Belt colors

White belt
The color white signifies innocence, as that of the beginning student who has no previous knowledge of Karate Do.

Yellow belt
The color yellow signifies the earth. The beginning student begins to create a firm foundation in Karate Do technique, just as a seed begins to expand its root system deep in the earth as it begins to grow.

Orange belt
The color orange signifies the changes of Autumn, as the student's mind and body begin to develop and grow as a result of the new Karate Do experience.

Green belt
The color green represents growth, like that of the green plant as it sprouts out of the ground. The student has built a firm foundation and now begins to grow in the art of Karate Do.

Blue belt
The color blue represents the sky. Reminding the student to reach for the heavens and continue their Karate Do journey.

Brown belt
The color brown represents the ripening or maturing process as that of the advanced Karate Do student whose techniques are beginning to mature.

Black belt
The opposite of white signifies maturity and dignity, as that of a senior student of Karate Do, who has learned the basic curriculum of Karate Do and is ready to become a true student of Karate Do.

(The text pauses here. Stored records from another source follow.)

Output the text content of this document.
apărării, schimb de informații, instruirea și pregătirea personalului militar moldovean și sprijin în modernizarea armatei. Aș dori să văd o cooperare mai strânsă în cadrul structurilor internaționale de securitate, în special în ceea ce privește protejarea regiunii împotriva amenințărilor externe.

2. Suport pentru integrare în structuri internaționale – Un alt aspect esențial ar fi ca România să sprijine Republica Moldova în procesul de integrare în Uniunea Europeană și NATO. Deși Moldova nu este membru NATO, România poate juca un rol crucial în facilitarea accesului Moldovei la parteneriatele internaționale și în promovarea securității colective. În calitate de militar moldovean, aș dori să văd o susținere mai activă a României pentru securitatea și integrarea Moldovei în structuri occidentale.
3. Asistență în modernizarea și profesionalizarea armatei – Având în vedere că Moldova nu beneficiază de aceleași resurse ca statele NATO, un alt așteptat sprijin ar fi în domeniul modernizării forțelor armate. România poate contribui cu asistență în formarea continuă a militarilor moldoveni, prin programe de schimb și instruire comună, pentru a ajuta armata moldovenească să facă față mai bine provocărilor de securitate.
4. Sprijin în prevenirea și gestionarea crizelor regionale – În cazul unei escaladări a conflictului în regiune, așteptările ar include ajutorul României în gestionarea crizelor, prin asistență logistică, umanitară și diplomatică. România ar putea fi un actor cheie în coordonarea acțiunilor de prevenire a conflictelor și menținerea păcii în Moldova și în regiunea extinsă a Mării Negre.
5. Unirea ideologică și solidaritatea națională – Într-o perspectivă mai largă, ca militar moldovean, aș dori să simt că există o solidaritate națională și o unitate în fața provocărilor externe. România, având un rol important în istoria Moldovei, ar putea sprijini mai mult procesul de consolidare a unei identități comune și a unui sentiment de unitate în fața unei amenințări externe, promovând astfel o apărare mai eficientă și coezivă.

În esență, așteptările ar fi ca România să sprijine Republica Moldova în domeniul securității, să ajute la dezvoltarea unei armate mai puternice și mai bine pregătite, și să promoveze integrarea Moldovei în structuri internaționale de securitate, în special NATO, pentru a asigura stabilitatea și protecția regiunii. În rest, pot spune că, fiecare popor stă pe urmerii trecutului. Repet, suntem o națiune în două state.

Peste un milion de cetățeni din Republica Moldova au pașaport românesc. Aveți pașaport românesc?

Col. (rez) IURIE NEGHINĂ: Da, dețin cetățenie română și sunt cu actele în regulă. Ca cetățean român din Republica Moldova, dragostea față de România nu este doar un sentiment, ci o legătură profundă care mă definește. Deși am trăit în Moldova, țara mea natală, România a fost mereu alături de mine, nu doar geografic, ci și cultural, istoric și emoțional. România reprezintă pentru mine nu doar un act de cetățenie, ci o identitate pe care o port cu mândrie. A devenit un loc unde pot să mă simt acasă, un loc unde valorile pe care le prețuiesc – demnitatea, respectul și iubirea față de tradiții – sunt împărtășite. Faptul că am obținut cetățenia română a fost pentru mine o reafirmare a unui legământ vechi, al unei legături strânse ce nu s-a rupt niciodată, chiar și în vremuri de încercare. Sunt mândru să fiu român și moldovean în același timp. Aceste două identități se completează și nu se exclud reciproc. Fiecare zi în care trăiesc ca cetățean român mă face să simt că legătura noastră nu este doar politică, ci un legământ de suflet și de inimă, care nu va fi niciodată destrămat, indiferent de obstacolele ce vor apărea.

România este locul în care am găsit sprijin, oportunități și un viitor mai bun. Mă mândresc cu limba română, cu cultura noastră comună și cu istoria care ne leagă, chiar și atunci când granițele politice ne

A Brief History of the Martial Arts Belt Systems

A brief history of gup/kyu/dan (kyu is the Japanese equivalent of gup) ranking systems and belts, follows:

Before Jigoro Kano invented Judo, there was no kyu/dan ranking system. Kano invented it when he awarded "shodan" to two of his senior students (Saito and Tomita) in 1883. Even then, there was no external differentiation between yudansha (dan ranks) and mudansha (those who hadn't yet attained dan ranking). Kano apparently began the custom of having his yudansha wear black obis in 1886. These obis weren't the belts karateka and judoka wear today - Kano hadn't invented the judogi (uniform) yet, and his students were still practicing in kimono. They were the wide obi still worn with formal kimono. In 1907, Kano introduced the modern gi and its modern obi, but he still only used white and black.

Karateka in Okinawa didn't use any sort of special uniform at all in the old days. The kyu/dan ranking system, and the modern karategi (modified judogi) were first adopted by Funakoshi in an effort to encourage karate's acceptance by the Japanese. He awarded the first "shodan" ranks given in karate to Tokuda, Otsuka, Akiba, Shimizu, Hirose, Gima, and Kasuya on April 10, 1924. The adoption of the kyu/dan system and the adoption of a standard uniform based on the judogi were 2 of the 4 conditions which the Dai-Nippon Butokukai required before recognizing karate as a "real" martial art. If you look at photographs of Okinawan karateka training in the early part of this century, you'll see that they were training in their everyday clothes, or in their underwear.

Most other arts that have ranking/belt color systems adopted them from the Japanese.